Er wordt specifiek gekeken naar de situatie in Polen, een land waar het homohuwelijk niet is toegestaan ​​en waar het niet is toegestaan ​​om dit in te schrijven in de Burgerlijke Stand. Volgens de Advocaat-Generaal zou de Staat, indien hij dergelijke verbintenissen niet als huwelijken wil registreren, op zijn minst een gelijkwaardig mechanisme moeten instellen om de rechtsgeldigheid ervan tegenover derden te garanderen in zaken als erfrecht, belastingen en eigendomsrechten.

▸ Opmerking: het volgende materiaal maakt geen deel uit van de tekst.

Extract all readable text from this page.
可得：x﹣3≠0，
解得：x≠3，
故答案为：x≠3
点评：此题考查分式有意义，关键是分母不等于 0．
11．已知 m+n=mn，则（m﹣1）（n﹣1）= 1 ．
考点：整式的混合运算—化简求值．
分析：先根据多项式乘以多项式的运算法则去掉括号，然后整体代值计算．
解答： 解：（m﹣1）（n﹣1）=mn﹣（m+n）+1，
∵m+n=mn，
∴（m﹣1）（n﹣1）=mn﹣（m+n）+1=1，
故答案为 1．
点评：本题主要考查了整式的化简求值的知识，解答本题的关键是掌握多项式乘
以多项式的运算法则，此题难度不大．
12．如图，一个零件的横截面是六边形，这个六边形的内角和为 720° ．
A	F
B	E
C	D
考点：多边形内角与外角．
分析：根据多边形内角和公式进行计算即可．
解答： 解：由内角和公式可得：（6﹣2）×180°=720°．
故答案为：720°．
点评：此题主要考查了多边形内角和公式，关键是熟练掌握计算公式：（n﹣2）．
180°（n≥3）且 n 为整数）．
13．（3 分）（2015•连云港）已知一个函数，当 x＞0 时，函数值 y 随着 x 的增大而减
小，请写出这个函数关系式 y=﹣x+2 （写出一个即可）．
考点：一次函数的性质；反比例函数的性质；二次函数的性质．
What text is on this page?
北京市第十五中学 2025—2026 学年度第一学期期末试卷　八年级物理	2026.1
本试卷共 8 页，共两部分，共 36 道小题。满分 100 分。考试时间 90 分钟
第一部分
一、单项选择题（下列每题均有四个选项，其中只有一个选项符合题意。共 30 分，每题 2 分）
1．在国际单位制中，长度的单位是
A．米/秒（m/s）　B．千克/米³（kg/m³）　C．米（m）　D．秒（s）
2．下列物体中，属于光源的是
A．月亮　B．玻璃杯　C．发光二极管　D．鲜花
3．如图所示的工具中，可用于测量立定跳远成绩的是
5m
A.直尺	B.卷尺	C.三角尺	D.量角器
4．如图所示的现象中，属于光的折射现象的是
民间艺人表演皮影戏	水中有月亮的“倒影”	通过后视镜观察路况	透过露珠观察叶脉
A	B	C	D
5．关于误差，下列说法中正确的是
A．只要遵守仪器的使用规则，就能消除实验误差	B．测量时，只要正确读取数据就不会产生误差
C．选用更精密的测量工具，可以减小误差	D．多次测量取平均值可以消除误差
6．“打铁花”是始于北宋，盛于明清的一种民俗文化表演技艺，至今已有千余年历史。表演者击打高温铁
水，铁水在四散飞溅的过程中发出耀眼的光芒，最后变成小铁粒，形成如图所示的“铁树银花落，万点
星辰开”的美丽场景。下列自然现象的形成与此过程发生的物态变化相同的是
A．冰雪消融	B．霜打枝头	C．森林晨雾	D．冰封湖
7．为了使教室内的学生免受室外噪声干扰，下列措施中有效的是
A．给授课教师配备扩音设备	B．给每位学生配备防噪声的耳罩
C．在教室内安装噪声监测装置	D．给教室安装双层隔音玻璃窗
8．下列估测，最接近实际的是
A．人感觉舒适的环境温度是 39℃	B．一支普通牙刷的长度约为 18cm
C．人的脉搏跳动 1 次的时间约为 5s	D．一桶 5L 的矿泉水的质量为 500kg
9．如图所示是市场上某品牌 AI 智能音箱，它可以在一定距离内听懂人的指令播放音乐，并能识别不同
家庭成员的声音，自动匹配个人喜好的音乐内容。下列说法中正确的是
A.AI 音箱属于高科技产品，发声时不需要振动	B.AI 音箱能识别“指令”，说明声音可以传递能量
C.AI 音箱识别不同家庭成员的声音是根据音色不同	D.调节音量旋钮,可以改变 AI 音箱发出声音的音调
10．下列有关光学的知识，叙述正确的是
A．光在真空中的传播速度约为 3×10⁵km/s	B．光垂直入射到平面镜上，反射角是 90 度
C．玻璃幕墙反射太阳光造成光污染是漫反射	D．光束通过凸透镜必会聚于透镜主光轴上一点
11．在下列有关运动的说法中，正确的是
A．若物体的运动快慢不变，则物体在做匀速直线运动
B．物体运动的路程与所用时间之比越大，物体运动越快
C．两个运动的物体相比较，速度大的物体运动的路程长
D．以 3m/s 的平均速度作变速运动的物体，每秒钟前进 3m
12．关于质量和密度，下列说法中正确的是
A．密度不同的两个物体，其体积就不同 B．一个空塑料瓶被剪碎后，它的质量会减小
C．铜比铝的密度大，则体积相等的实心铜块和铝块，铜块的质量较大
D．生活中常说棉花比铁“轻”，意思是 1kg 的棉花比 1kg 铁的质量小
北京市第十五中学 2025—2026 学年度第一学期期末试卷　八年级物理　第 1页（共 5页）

Hoewel dit advies nog geen definitieve uitspraak is, beslist het HvJ-EU in 75% van de gevallen uiteindelijk in overeenstemming met de aanbevelingen van de advocaat-generaal. Er zij aan herinnerd dat hetzelfde hof in zijn arrest in de zaak Coman e.a. (C-673/16, van 5 juni 2018) de lidstaten reeds had verplicht het verblijfsrecht van echtgenoten van hetzelfde geslacht die in een ander land zijn gehuwd, te erkennen, overeenkomstig artikel 21 van het Verdrag betreffende de werking van de Europese Unie.

Het Europees Hof voor de Rechten van de Mens (EHRM) stelde in het arrest Schalk en Kopf tegen Oostenrijk (2010) dat artikel 12 van het Europees Verdrag voor de Rechten van de Mens staten niet verplicht om dergelijke ‘huwelijken’ te erkennen, maar het verbiedt ze ook niet. De doctrine ervan is echter geëvolueerd. In de zaak Oliari e.a. tegen Italië (2015) oordeelde het Hof dat er een vorm van wettelijke erkenning moet zijn om het privé- en gezinsleven te beschermen (art. 8 van het Verdrag). Dit argument wordt nu ook naar voren gebracht door de advocaat-generaal van het HvJ-EU.

Globaal is deze jurisprudentiële ontwikkeling in ruim tien jaar tijd gegaan van een niet-vereiste tot het in de praktijk opleggen van de erkenning van het homohuwelijk in de staten die partij zijn bij het Europees Verdrag voor de Rechten van de Mens.